A patient with standard private health insurance can go to the emergency room, get treated, get home — and then get sky-high bills from individual doctors or services that weren’t covered.

It’s perfectly legal.

Legislators are trying a fix this year, similar to what they already tried last year in vain. But this year is different, they say. Those who aim to force insurance companies to cover some of these bills say the public has seen such bad news from insurance companies in the past year — such as skyrocketing premiums and Blue Cross Blue Shield’s decision not to pay for contested emergency room visits — that opinions are changing.

Insurance companies counter: Think again. They insist that the solution on the table, Senate Bill 359, would not be fair.

SB 359 cleared the Senate Health and Human Services Committee on Thursday. If the Senate approves it Wednesday, it will then go to the House for consideration.

The bill would force insurance companies to cover services that their customers receive when they go to the emergency room. The key is that, in the absence of a contracted price negotiated between the out-of-network provider and the insurance company, the law would make companies accept rates that come from an independent database.

The database, which apparently is the FAIR Health database set up by the state of New York as part of an insurance investigation settlement there, says it contains rates paid by insurance claims. It says it tracks more than 1 billion new payment reports every year to keep the data current.

Insurers offer sharp criticisms for the database, saying it’s actually just a record of what doctors choose to charge.

“If insurers and their members, Georgia’s self-employed and small businesses, are forced to pay 300 to 1,000 percent more for services, then we move from surprise bills to surprise premiums,” said Graham Thompson, a lobbyist for Georgia insurers.

“The money has to come from someone to cover costs,” he said. “Allowing one party to set prices raises real concerns about affordability.”

Doctors backing the bill, such as Dr. Chip Pettigrew, who advocates for emergency physicians, say the insurers are using “fictitious” data to attack the database, and they’re the ones raking in the money.

“I think the writing’s on the wall,” said Dr. Matthew Keadey, also an emergency physician. “Everyone needs to do something.”

It’s all about the increasingly tortured negotiations between medical providers and medical insurers. Insurers’ networks of doctors whom their patients can see for the contracted price are getting narrower and narrower every year. Doctors say insurance companies are now so few and so powerful that the contracts they offer leave doctors with little choice. Insurers say doctors just want to charge what they want.

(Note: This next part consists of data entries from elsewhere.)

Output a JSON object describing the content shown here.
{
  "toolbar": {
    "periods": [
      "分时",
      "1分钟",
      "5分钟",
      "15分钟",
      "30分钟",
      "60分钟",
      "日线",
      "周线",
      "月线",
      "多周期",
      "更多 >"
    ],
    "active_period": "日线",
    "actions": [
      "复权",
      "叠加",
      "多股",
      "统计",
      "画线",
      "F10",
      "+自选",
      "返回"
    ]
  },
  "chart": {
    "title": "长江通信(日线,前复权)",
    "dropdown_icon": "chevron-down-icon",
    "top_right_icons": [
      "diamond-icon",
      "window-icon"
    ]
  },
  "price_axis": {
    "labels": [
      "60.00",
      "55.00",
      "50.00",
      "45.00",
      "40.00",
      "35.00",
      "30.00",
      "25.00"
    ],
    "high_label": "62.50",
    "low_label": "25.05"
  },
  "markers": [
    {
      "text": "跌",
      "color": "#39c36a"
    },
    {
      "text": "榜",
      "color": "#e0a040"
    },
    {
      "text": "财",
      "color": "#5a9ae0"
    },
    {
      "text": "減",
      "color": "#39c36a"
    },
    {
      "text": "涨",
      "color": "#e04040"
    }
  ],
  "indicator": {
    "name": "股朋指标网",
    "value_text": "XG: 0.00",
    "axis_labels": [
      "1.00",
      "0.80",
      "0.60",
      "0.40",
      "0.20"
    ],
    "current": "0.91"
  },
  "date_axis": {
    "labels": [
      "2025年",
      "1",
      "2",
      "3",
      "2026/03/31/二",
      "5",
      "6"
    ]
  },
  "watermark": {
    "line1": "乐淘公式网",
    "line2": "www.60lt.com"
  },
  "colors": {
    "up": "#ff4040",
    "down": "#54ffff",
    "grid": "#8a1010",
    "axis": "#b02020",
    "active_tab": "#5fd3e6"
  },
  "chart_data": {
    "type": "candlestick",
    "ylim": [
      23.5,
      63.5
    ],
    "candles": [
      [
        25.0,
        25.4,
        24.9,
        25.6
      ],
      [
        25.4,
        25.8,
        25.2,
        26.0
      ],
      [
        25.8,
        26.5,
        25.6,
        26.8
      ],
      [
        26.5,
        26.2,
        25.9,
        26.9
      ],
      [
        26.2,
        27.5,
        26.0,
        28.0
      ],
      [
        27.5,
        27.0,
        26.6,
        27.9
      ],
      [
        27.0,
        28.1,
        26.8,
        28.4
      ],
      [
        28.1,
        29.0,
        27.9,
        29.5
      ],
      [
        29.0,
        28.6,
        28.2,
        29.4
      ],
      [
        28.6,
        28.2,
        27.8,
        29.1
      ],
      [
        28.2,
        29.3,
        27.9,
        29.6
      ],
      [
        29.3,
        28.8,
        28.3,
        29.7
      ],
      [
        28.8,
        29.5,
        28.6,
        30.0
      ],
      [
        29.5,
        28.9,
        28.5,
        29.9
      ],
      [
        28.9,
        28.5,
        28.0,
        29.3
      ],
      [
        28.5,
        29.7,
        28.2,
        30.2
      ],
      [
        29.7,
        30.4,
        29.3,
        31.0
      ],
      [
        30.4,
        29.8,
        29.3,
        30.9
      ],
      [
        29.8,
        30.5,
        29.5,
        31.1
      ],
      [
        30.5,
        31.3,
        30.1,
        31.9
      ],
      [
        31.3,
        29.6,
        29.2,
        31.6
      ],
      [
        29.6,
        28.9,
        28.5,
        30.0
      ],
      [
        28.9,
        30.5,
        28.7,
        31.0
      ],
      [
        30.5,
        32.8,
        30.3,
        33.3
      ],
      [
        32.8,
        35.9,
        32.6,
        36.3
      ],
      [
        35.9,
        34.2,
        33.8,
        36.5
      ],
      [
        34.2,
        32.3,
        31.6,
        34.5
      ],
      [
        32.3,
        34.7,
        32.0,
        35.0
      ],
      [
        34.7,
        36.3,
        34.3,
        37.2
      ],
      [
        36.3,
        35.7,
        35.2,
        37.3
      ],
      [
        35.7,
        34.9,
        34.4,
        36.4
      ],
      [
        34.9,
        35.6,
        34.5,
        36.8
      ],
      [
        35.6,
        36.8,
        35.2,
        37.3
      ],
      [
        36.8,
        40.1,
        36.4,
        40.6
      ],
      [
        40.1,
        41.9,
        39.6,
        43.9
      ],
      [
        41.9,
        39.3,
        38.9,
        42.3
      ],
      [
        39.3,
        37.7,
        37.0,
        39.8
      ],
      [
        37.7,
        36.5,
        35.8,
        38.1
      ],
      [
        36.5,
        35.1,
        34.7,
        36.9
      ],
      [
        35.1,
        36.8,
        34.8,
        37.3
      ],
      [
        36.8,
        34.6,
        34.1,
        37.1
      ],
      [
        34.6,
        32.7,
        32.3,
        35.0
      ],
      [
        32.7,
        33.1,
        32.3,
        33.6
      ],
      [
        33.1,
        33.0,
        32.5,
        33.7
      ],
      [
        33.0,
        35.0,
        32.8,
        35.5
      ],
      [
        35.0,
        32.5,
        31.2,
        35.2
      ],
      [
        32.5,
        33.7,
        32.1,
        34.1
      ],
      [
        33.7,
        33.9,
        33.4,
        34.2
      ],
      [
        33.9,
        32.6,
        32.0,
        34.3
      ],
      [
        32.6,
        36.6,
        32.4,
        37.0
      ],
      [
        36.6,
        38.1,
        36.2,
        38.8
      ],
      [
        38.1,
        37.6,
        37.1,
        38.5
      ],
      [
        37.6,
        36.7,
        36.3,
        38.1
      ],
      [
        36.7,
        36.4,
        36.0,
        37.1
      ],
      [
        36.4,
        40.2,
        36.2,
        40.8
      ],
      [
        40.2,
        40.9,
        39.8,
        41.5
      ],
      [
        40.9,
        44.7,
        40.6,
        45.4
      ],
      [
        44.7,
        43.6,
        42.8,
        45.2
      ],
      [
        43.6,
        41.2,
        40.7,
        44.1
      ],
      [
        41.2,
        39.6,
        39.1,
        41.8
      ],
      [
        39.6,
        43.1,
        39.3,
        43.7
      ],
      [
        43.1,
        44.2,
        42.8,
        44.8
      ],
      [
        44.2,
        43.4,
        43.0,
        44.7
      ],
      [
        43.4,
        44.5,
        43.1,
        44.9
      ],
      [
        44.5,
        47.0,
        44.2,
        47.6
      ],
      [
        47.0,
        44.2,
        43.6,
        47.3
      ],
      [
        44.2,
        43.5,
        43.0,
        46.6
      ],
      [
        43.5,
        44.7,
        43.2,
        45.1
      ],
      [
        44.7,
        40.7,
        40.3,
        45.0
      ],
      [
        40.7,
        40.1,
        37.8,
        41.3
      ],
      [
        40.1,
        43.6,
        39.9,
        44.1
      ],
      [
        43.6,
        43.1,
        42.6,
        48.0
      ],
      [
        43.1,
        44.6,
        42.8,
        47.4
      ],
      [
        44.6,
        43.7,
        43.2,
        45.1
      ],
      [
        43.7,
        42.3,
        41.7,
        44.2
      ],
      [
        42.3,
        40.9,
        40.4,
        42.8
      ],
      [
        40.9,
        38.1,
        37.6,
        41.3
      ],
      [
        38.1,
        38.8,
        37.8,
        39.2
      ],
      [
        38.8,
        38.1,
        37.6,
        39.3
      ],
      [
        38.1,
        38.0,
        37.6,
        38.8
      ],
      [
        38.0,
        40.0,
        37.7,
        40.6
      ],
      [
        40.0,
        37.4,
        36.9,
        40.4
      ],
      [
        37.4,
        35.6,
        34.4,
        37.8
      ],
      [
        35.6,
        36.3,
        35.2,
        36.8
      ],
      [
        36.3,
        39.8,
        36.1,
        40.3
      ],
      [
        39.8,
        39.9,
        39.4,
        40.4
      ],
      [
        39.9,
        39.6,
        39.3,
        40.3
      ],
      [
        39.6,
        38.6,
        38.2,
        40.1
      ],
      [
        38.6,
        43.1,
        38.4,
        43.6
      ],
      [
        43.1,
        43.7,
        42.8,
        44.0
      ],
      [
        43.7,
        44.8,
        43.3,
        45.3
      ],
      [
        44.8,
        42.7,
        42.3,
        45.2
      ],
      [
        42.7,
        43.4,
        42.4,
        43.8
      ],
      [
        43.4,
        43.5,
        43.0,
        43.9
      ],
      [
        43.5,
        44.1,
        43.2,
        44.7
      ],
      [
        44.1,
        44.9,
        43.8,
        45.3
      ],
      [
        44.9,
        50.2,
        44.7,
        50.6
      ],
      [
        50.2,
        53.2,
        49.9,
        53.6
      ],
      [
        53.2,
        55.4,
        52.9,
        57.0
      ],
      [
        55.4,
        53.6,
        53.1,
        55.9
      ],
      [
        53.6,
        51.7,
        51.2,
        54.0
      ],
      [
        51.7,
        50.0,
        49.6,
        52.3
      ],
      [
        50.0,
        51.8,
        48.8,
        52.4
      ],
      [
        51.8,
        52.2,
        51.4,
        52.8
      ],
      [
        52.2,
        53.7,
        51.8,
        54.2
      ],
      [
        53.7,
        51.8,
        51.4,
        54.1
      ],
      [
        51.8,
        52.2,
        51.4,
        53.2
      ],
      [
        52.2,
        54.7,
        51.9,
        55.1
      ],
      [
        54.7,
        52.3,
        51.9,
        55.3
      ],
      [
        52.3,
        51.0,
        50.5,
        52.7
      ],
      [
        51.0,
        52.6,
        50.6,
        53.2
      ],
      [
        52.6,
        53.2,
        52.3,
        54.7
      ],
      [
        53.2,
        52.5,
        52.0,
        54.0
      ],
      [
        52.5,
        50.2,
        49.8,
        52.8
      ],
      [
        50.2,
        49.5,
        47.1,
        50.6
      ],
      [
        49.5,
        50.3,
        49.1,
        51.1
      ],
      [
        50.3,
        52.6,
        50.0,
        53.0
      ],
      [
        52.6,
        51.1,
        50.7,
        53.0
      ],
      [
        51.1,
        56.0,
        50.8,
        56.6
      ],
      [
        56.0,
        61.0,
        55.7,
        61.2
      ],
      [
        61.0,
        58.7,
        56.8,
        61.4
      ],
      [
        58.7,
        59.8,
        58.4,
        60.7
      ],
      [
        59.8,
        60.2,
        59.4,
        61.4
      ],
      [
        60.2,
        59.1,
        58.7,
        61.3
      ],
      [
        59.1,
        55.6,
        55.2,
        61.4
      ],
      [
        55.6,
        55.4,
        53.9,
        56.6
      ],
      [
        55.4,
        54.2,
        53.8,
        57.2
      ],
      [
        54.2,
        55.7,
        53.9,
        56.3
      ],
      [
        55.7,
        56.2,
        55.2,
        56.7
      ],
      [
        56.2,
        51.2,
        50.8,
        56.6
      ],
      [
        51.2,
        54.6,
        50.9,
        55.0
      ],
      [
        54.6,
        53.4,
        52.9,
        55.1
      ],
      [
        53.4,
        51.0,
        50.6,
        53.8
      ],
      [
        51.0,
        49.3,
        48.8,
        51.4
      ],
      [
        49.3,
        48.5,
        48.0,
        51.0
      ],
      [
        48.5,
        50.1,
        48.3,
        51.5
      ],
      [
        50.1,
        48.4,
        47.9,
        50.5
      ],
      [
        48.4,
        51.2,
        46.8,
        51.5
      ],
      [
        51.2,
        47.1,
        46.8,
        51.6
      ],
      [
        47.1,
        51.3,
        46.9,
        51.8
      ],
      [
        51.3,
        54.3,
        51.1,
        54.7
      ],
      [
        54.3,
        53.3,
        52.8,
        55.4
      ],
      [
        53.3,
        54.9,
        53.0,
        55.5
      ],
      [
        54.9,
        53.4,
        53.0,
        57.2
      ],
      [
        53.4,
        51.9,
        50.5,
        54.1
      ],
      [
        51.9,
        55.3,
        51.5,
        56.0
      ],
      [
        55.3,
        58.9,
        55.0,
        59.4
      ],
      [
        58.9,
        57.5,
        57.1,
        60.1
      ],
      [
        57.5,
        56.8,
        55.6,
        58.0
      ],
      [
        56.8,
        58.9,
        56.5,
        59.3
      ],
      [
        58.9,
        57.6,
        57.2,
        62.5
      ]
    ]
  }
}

In the middle are the patients, the one member of the fight with no deep-pocketed lobbyists at the Capitol.

So far, the fight has ended with patients getting socked with the bills with no solution in sight. A similar bill last year passed the same committee and the state Senate, but it died in the House.

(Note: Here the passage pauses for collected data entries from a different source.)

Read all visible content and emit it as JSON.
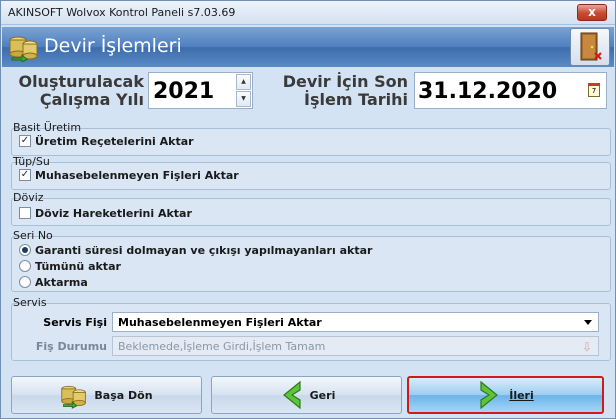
{
  "window": {
    "title": "AKINSOFT Wolvox Kontrol Paneli s7.03.69",
    "close_label": "x"
  },
  "header": {
    "title": "Devir İşlemleri"
  },
  "year": {
    "label_line1": "Oluşturulacak",
    "label_line2": "Çalışma Yılı",
    "value": "2021"
  },
  "date": {
    "label_line1": "Devir İçin Son",
    "label_line2": "İşlem Tarihi",
    "value": "31.12.2020"
  },
  "groups": {
    "basit_uretim": {
      "title": "Basit Üretim",
      "option": "Üretim Reçetelerini Aktar",
      "checked": true
    },
    "tup_su": {
      "title": "Tüp/Su",
      "option": "Muhasebelenmeyen Fişleri Aktar",
      "checked": true
    },
    "doviz": {
      "title": "Döviz",
      "option": "Döviz Hareketlerini Aktar",
      "checked": false
    },
    "seri_no": {
      "title": "Seri No",
      "options": [
        "Garanti süresi dolmayan ve çıkışı yapılmayanları aktar",
        "Tümünü aktar",
        "Aktarma"
      ],
      "selected": 0
    },
    "servis": {
      "title": "Servis",
      "fisi_label": "Servis Fişi",
      "fisi_value": "Muhasebelenmeyen Fişleri Aktar",
      "durum_label": "Fiş Durumu",
      "durum_value": "Beklemede,İşleme Girdi,İşlem Tamam"
    }
  },
  "buttons": {
    "basa_don": "Başa Dön",
    "geri": "Geri",
    "ileri": "İleri"
  },
  "colors": {
    "header_blue": "#4f7fbf",
    "highlight_red": "#d11a1a",
    "primary_button": "#6cb4ea"
  }
}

One patient advocacy group, Georgians for a Healthy Future, has backed SB 359.

For non-emergency services, the bill doesn’t necessarily offer coverage, but it aims to offer a bit more transparency — if the patient is able to track down information.

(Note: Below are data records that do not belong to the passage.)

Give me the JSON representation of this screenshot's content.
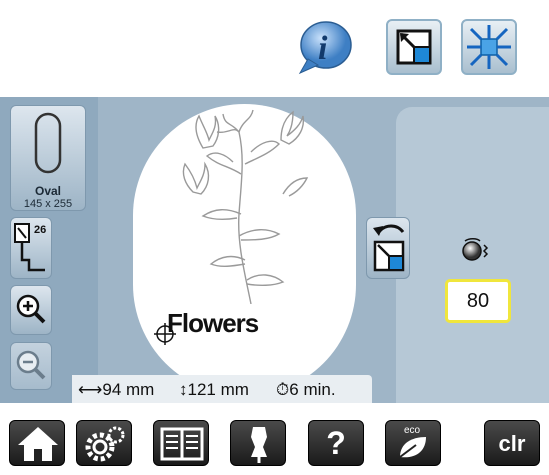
{
  "hoop": {
    "name": "Oval",
    "size": "145 x 255"
  },
  "presser_foot": {
    "number": "26"
  },
  "design": {
    "name": "Flowers"
  },
  "speed": {
    "value": "80"
  },
  "status": {
    "width": "94 mm",
    "height": "121 mm",
    "time": "6 min."
  },
  "bottom": {
    "help_label": "?",
    "eco_label": "eco",
    "clr_label": "clr"
  },
  "colors": {
    "panel": "#9fb5c7",
    "highlight": "#f0e63c",
    "bar": "#1a1a1a"
  }
}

It says hospitals and doctor-owned surgery centers would be obligated to post online the names of doctors the facility uses that may charge additional fees, or they must provide the names to the patient 48 hours in advance. It would then be up to the patient to find out from their main doctor who else will participate in their procedure, such as anesthesiologists and radiologists — and then to contact those doctors to ask if they’re in the patient’s insurance network.

As cumbersome as that seems, advocates say it would be an improvement over the lack of updated, accurate information currently available to patients on insurance networks.

If the procedure’s staffing changes unexpectedly, the center or hospital would be off the hook. Unexpected events resulting in surprise bills to patients over $1,000 could go to mediation.

Last year the House had its own bill, House Bill 71, that would have attacked the problem from the other direction, forcing doctors into the network that the hospital chose for them and hoping they could negotiate a favorable price from the insurers. That bill cleared a House committee but did not succeed in a floor vote.